Nathan turned on her. "My Daddy is not mixed up about anything!"

"So," said Flossie quietly. "He thinks niggers are lazy and stupid ... and he called you lazy and stupid ..." She didn't have to finish. Nathan's face became pale as shock gripped him.

"I suspect you're neither lazy nor stupid, Nathan," said Flossie, standing up. "You just haven't been taught well, or maybe you decided not to pay attention in school. Either of those problems can be solved easily. If you want to be a doctor, you just have to decide to be a doctor, and then work toward that goal. There's no reason in the world you can't be a doctor, if that's what you want to do."

For the first time Nathan was speechless. Annie, his old nanny, had been another black woman who had sympathized with him when his father shouted at him when he was younger. He tried everything to win his father's approval, but nothing worked. Annie had held him as he cried into her ample bosom, telling him that he was a fine young man, and would grow up to do wonderful things. It occurred to him now that here was another hated nigger, who was doing close to the same thing, and that no white woman had ever said he'd amount to a hill of beans.

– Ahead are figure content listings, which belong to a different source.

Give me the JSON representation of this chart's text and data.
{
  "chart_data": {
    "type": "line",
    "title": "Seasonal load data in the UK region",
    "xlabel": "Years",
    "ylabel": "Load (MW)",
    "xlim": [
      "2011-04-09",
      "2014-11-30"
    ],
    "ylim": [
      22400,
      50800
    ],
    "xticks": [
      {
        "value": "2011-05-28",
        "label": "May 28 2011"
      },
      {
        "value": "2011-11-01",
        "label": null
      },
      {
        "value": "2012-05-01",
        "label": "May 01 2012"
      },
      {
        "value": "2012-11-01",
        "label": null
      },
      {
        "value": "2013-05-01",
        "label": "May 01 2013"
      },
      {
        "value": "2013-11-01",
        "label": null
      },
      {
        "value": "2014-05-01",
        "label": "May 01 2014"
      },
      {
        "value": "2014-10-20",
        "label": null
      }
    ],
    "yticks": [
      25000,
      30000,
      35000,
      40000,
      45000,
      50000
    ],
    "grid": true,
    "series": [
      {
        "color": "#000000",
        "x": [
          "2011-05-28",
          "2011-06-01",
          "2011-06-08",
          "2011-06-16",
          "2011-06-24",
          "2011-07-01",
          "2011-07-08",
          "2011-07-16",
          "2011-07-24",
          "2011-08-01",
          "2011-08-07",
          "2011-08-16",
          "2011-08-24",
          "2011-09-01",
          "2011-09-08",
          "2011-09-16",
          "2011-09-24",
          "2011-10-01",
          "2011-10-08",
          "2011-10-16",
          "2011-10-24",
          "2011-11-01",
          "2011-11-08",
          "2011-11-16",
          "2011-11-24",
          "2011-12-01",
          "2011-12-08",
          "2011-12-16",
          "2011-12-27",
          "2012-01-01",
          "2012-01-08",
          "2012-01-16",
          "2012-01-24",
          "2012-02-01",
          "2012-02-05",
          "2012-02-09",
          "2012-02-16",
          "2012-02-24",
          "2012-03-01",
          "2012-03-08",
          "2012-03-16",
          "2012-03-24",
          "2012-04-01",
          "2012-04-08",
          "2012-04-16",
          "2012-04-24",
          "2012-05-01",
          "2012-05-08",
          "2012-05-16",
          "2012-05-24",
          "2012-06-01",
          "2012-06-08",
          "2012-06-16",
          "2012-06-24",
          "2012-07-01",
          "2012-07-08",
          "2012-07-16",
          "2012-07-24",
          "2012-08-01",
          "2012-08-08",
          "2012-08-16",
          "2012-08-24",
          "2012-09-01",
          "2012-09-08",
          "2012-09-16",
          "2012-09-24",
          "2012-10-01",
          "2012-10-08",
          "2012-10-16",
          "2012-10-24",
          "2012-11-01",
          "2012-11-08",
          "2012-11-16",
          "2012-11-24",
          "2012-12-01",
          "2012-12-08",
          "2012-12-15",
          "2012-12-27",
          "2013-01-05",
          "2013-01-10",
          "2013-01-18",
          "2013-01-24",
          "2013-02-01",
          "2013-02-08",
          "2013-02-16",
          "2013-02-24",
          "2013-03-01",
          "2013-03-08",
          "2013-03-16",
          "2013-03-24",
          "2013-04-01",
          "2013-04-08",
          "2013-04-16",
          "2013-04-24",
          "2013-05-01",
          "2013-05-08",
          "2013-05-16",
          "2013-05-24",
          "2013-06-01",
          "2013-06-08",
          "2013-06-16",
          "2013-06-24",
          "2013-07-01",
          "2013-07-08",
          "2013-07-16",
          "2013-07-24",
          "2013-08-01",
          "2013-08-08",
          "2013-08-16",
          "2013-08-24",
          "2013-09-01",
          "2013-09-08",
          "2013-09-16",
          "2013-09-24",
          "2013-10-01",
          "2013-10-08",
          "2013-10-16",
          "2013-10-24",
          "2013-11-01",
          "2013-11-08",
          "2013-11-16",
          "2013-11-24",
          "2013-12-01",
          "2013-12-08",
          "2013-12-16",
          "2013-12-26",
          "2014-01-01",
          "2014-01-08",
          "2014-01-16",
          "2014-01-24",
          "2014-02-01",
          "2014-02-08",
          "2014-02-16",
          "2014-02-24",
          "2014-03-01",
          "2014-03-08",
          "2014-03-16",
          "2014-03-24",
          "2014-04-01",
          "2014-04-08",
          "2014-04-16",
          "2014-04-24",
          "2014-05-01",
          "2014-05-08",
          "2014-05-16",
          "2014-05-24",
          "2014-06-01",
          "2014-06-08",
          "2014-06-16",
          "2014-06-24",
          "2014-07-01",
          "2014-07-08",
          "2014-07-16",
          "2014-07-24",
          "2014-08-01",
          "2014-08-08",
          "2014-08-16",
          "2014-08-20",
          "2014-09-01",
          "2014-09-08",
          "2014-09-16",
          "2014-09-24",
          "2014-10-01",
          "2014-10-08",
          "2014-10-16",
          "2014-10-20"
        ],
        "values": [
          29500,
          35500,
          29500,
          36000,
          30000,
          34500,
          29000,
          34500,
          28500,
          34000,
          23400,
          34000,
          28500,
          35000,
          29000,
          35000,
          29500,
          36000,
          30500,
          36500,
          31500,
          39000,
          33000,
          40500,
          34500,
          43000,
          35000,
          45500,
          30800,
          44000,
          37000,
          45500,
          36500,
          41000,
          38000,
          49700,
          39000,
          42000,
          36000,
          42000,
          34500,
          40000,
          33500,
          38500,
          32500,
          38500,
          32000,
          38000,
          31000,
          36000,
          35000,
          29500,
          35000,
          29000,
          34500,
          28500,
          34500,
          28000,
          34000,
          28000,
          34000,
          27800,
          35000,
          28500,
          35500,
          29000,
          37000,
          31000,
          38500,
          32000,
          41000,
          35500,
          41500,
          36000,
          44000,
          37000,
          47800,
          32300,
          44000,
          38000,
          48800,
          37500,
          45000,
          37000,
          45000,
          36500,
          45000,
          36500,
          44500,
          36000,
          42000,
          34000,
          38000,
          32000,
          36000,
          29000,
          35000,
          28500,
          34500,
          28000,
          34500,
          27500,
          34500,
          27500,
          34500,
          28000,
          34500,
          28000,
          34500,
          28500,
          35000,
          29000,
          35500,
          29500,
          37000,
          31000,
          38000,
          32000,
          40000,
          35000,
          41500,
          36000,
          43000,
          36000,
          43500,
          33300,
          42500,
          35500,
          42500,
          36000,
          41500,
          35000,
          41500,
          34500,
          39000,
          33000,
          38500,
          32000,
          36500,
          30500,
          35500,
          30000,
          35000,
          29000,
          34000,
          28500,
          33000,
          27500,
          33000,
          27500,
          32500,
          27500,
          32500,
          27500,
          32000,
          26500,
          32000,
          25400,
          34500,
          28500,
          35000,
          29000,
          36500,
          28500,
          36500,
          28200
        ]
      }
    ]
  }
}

Nathan underwent a strange ... almost bizarre, if admittedly microscopic, transformation in those few seconds. He remembered Annie's comforting arms, and the softness of her bosom as he cried into it. He had hated her for seeing him cry, but she had always been there for him. Later, he had let her cuddle him just because it felt good sometimes. He had loved to press his face to the softness of her bosom. His eyes went to Flossie, and for the first time he looked at her as a woman, and not just another nigger. She was short and slim, and her breasts didn't push her dress out like Annie's had. Still, she was nice to him. He was old enough to know exactly what the word 'nigger' was used for. He used it intentionally, specifically to cause hurt. Yet, this woman was still civil to him, and not because she had to be. His father had already announced his intention to have her replaced, and his father always got what he wanted. His father was a powerful man, with the purse strings of the whole town firmly in his grasp. With something akin to horror, Nathan Wilson realized that this woman, and Annie before her, treated him better than his mother and father ever had.

It was an epiphany that would cause him many sleepless nights in the months to come. It would also redirect the anger he nurtured inside him ... anger that now would be less and less directed at those of lower station in life than his own, and more and more at those with power, who tried to deny him a share of that power.